While Seven Hours After Violet is the heaviest thing Shavo has lent his skills to, there’s always been an element of extremity to his music. “My inspiration was Cannibal Corpse, Obituary, Suffocation, Malevolent Creation…” he says. “Obituary was the one that really got me – Slowly We Rot and Cause Of Death… Oh man. You can kinda hear that in System too – it’s in those bouncy riffs.”
Shavo expects Seven Hours After Violet will spend much of 2025 touring, but his enthusiasm means a follow-up album might come sooner rather than later, particularly given some of the songs he and Morgoth worked on didn’t make it to the debut – including their first composition together, Thrash God.

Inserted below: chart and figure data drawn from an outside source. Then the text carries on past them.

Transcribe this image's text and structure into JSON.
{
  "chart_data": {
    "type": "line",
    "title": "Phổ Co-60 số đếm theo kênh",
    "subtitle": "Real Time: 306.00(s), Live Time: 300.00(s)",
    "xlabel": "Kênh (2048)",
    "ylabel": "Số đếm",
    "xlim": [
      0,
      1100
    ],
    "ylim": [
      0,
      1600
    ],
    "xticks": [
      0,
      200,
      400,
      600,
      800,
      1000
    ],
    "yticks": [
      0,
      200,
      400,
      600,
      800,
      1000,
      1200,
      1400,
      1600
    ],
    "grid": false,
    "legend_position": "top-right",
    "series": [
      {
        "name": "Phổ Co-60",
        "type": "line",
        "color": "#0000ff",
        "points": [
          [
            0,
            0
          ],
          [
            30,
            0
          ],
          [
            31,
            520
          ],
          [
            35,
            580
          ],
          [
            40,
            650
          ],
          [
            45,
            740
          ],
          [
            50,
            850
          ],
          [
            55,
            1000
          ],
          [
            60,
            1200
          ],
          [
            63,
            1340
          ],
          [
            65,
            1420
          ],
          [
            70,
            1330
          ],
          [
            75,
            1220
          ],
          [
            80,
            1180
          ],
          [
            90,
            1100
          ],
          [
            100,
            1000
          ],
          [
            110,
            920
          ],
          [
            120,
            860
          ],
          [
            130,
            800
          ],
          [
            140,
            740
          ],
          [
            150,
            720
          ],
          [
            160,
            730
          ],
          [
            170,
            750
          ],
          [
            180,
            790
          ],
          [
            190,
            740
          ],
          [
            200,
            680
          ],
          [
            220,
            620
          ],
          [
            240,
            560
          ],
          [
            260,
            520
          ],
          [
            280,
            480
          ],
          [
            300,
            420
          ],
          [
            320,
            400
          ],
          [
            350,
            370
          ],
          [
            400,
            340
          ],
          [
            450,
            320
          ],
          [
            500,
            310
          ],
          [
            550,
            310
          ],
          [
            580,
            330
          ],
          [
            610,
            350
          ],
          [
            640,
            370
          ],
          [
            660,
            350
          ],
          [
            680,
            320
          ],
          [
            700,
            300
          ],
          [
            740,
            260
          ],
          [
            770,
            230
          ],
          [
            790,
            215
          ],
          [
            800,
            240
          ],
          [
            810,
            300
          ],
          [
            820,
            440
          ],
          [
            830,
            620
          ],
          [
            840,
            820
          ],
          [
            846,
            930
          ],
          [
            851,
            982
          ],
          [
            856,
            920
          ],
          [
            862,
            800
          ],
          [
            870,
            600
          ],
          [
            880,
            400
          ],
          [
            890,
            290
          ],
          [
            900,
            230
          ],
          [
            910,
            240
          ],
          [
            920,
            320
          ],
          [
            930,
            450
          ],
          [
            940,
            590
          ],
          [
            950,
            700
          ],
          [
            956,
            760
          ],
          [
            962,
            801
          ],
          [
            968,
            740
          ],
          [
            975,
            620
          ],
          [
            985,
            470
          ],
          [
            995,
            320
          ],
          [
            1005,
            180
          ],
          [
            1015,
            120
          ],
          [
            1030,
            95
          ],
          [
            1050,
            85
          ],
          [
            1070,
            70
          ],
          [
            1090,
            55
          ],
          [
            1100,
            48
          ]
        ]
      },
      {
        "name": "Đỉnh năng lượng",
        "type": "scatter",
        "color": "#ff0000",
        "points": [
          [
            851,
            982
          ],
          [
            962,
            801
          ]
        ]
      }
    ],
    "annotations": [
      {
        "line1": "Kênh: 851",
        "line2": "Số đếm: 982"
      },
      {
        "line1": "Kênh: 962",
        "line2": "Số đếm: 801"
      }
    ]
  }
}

“It’s the heaviest song we wrote!” he admits with a cackle. “We have six or seven songs that we’re saving for the second record. There’s another song called Breakdown, because it has an insane breakdown! Ha ha! I know a lot of kids love them now, but I’ve loved them since the days of thrash – that middle bit of Angel Of Death, Raining Blood, Dead Embryonic Cells… We need those little moments, y’know?”
Shavo adds that the idea of featured artists might return for their second outing, but he warns not to count chickens just yet. “The second album is a good place for them,” he muses. “We kinda know who we want to do what. When it was going to be all features, I was going to work with Jonathan Davis and told somebody that. Next thing I know, that news is everywhere and then the record changed so we never actually used it!
He did a verse on Paradise and it sounded fucking great. But it didn’t make sense [for this record]. So we wanted to make sure when we do use Jonathan, it’ll be the absolute fucking best.”
Seven Hours After Violet is out now via Sumerian. The band play Download Festival in June.